🗺️Design Patterns·6 min read

Saga Pattern

Coordinate a multi-service workflow with compensating actions instead of one big transaction.

A business workflow often spans several services: order, payment, inventory, shipping, email, loyalty points, and fraud checks. Each service owns its own database, so you cannot wrap the whole workflow in one ACID transaction. The Saga pattern coordinates the work as a sequence of local transactions, with explicit compensating actions that undo completed steps when a later step fails.

🔭Think of it like…

Booking a vacation is a saga. You reserve a flight, then a hotel, then a car. There is no single database transaction across the airline, hotel, and rental company. If the car is unavailable, you cancel the hotel and flight. Those cancellations are compensations: real business actions that move the world back toward a consistent outcome.

The problem: no one ACID transaction across services

In a monolith with one database, checkout can be one transaction: insert order, decrement inventory, insert payment, commit. In a microservice architecture, those records live behind different services and databases. Holding a global lock across all of them would be slow, fragile, and often impossible. Two-phase commit exists, but many modern services and message brokers avoid it because it couples availability to every participant.

why a single transaction does not fit

Order DB transaction starts
  → call Payment service       # remote network call
  → call Inventory service     # remote network call
  → call Shipping service      # remote network call
Order DB transaction commits?

Problems:
  - remote calls can hang while locks are held
  - each service owns its own database
  - one participant outage blocks the whole transaction
  - rollback cannot undo external side effects like a card authorization

The saga answer is to accept that the workflow will move through intermediate states. The system becomes eventually consistentinstead of instantly atomic. Users may briefly see "payment captured, shipment pending", but the workflow has a clear path to completion or compensation.

The core idea

A saga is a state machine of local transactions. Each forward step commits in one service. If a later step fails, compensating steps run in reverse order for the steps that already committed.

How it works: local transactions plus compensations

Every saga step needs two pieces of design: the forward action and the compensation. The compensation is not always a perfect undo. A refund does not erase the fact that a charge happened; it creates a new financial event that balances it. A release-inventory action does not pretend the reservation never existed; it makes the units available again.

saga shape

Step 1: create order        Compensation: cancel order
Step 2: authorize payment  Compensation: void/refund payment
Step 3: reserve inventory  Compensation: release inventory
Step 4: create shipment    Compensation: cancel shipment if possible

If step 3 fails:
  run compensation for step 2
  run compensation for step 1
  mark saga failed with a reason

Compensations must be idempotent

Sagas run over unreliable networks and queues, so both forward steps and compensations may be retried. A refund command might be delivered twice. A cancel-order command might race with an already-cancelled order. Each handler should use an idempotency key or a state check so repeated attempts have the same final effect.

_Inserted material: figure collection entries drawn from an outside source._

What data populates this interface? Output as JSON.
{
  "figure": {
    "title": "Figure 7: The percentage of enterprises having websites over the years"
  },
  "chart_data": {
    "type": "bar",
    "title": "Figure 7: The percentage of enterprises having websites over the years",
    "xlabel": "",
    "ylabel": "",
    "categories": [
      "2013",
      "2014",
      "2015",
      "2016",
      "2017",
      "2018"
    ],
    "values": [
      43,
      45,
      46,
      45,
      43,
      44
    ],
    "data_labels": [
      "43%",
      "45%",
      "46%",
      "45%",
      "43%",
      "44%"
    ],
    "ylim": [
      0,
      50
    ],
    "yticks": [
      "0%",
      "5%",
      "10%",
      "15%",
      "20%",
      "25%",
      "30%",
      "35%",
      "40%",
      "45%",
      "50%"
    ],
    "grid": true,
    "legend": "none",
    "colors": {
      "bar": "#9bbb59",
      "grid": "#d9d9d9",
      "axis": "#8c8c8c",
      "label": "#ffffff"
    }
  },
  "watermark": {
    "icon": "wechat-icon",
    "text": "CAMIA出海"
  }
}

Forward step	Compensation	Idempotency rule
Create pending order	Cancel order	Cancel only if not already completed or cancelled
Capture payment	Refund payment	Use one refund key per payment capture
Reserve inventory	Release reservation	Release by reservation id once
Create shipment	Cancel shipment	No-op if carrier already cancelled it

Choreography vs orchestration

There are two common ways to drive a saga. In choreography, services react to events and publish the next event. In orchestration, a coordinator commands each step and records the saga state. Both can work; the trade-off is where the workflow logic lives.

Dimension	Choreography	Orchestration
Control flow	Emerges from services reacting to events	Explicit in a coordinator
Coupling	No central workflow service	Services depend on coordinator commands
Visibility	Harder to see the whole flow in one place	One state machine shows progress and failures
Best for	Simple flows with few steps and low branching	Complex flows with many failure paths
Failure handling	Each service must know what event to publish next	Coordinator decides retry and compensation order

orchestrated order saga

OrderSagaCoordinator:
  start(orderId):
    create_order(orderId)
    authorize_payment(orderId)
    reserve_inventory(orderId)
    create_shipment(orderId)
    mark_order_confirmed(orderId)

  on_failure(failed_step):
    compensate_completed_steps_in_reverse_order()
    mark_order_failed(orderId)

Beginner rule of thumb

Use choreography for small, obvious flows. Prefer orchestration once you need branching, timeouts, human-visible status, retries, and clear debugging. A coordinator makes the saga state explicit.

Worked example: order → payment → inventory → shipping

Imagine an ecommerce checkout. The business wants either a confirmed order with payment, inventory, and shipment, or a clean failure where the customer is not charged and inventory is not stuck. The saga records each step, retries transient failures, and compensates permanent failures.

successful order saga

1. Order service:
     local transaction → create order {status: "PENDING"}
     publish OrderCreated

2. Payment service:
     local transaction → authorize/capture payment
     publish PaymentCaptured

3. Inventory service:
     local transaction → reserve SKU units
     publish InventoryReserved

4. Shipping service:
     local transaction → create shipment label
     publish ShipmentCreated

5. Order service:
     local transaction → mark order {status: "CONFIRMED"}

failure and compensation

Inventory reservation fails after payment succeeded:

forward history:
  order created
  payment captured
  inventory reserve failed

compensation:
  refund payment using refund idempotency key
  cancel order
  notify user that checkout failed

final state:
  order = FAILED
  payment = REFUNDED
  inventory = unchanged

Notice that the saga does not hide intermediate states. For a short period, the order may be pending while payment is captured and inventory is not yet reserved. That is acceptable only if the product and support teams understand the states and the system has repair jobs for stuck sagas.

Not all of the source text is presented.